Shereen Hussein is a Professor of Health and Social Care Policy at the Department of Health Services Research and Policy (HSRP) at the LSHTM. She is a Co-Director of the PRUComm policy research unit. She is also an Honorary Professor at the University of Kent and King’s College London in the UK and the University of Southern Queensland in Australia.

Shereen is a demographer with expertise in labour-migration, sociology and economics. Her primary research revolves around ageing, family dynamics, migration and long-term care. Shereen has previously worked with the United Nations, the Population Council, the World Bank, and the League of Arab States. Her current research focuses on ageing demographics, long term care demand and migration within the UK and Europe and the implications on policy and practice.

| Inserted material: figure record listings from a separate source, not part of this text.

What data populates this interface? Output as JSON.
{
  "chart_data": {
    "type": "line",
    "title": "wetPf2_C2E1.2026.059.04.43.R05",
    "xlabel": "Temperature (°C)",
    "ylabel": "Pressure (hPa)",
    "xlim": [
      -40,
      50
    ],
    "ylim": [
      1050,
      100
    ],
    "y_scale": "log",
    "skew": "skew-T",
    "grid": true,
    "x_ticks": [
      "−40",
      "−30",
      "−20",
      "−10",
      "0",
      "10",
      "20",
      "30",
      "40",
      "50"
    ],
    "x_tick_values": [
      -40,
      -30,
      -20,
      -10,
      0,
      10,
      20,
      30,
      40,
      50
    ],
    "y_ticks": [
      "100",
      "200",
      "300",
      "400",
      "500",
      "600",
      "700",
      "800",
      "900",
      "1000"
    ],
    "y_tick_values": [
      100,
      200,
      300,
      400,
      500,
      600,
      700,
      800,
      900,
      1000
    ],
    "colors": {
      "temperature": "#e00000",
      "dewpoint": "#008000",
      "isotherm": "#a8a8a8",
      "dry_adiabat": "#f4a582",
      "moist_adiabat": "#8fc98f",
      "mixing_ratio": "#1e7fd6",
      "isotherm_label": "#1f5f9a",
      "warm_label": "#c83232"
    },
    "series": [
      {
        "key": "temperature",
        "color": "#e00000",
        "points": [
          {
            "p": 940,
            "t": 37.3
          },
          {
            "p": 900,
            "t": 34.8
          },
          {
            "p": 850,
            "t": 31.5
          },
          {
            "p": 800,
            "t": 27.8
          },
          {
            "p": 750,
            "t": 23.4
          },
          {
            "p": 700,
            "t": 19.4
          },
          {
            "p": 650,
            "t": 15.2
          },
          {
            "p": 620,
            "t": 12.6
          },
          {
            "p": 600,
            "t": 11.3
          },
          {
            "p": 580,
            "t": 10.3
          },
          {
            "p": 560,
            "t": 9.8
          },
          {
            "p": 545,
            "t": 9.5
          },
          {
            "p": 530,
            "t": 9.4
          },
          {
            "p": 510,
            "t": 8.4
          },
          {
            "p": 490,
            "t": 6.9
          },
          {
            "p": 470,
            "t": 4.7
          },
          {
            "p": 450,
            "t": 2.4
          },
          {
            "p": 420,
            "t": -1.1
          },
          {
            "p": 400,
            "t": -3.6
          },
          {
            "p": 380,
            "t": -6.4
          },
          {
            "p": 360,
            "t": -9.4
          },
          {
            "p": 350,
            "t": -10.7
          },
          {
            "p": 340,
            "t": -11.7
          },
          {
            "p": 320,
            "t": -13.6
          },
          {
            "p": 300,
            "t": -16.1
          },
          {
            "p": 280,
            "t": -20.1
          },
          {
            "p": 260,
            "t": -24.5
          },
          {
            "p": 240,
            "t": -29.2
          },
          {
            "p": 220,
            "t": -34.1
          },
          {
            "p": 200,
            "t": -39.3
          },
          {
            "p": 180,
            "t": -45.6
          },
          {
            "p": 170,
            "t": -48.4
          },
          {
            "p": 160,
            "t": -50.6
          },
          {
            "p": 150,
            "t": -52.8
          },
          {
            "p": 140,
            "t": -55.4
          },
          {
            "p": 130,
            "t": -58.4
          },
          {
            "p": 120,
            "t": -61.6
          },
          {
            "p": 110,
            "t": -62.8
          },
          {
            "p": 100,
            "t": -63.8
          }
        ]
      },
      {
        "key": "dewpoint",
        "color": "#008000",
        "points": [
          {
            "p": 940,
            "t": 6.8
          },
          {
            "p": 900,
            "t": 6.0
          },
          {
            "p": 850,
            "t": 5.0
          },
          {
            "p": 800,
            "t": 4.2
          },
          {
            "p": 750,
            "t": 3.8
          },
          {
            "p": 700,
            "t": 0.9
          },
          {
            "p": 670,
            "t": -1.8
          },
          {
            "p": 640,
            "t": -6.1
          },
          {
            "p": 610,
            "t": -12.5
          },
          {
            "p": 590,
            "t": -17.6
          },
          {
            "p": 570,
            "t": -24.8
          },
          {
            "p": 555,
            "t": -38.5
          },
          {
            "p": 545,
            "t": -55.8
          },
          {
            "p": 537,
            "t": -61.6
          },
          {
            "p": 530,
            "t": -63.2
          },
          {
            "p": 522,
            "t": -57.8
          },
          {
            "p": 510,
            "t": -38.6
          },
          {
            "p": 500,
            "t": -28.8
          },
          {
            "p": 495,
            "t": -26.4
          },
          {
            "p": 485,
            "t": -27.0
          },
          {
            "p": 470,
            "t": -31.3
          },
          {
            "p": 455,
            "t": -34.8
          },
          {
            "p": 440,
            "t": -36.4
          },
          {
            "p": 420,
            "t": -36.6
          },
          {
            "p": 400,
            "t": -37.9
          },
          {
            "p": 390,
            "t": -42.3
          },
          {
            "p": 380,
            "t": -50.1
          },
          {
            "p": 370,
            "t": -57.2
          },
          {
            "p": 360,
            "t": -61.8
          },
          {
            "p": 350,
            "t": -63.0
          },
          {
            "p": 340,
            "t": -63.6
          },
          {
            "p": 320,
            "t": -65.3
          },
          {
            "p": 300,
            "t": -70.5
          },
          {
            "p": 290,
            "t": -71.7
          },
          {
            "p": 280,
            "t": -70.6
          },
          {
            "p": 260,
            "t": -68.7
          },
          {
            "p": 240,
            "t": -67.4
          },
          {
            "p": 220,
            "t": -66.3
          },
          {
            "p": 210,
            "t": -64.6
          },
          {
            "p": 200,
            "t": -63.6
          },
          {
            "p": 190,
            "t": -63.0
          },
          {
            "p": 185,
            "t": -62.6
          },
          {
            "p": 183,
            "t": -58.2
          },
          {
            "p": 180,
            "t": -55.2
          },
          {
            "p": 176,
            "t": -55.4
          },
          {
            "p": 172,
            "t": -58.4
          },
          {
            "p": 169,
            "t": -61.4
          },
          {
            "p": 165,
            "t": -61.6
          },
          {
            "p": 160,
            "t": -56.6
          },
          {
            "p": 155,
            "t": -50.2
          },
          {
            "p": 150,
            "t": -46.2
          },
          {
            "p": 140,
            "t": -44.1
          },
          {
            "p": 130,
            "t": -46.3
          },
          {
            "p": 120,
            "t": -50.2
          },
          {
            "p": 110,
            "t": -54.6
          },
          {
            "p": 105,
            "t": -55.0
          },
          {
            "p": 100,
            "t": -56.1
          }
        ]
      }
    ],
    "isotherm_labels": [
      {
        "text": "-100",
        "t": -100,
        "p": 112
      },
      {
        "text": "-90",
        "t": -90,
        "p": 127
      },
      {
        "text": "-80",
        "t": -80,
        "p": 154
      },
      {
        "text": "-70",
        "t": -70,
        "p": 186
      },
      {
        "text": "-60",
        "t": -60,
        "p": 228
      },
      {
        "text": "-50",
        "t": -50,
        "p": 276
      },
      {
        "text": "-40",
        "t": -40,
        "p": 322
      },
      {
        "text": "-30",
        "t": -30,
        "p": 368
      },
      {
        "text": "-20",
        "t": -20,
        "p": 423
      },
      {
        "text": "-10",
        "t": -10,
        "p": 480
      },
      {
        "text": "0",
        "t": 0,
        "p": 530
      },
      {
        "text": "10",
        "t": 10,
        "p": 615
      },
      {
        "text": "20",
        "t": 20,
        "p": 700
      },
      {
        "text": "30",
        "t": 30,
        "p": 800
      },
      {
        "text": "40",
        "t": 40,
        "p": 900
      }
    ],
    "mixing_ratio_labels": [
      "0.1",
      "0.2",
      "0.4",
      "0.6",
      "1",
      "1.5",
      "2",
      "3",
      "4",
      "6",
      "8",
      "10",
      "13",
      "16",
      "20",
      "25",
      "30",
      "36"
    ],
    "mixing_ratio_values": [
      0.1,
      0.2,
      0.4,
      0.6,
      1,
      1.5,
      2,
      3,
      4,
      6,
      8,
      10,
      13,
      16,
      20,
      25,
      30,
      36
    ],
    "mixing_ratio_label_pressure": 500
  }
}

Shereen has conducted extensive research on population ageing and its impact on long term care and health policy and practices in the UK, internationally and in the Middle East and North Africa (MENA) region. She has contributed to recent United Nations’ policy response to ageing in the region through collaboration with UN-ESCWA and directly providing expert consultations to several countries in the region including Turkey, Oman and Egypt. Shereen leads many large research projects on ageing and long-term care in the UK and contributes to a large project addressing responses to dementia in developing countries STRiDE. Shereen is the founder and lead of the MENARAH network.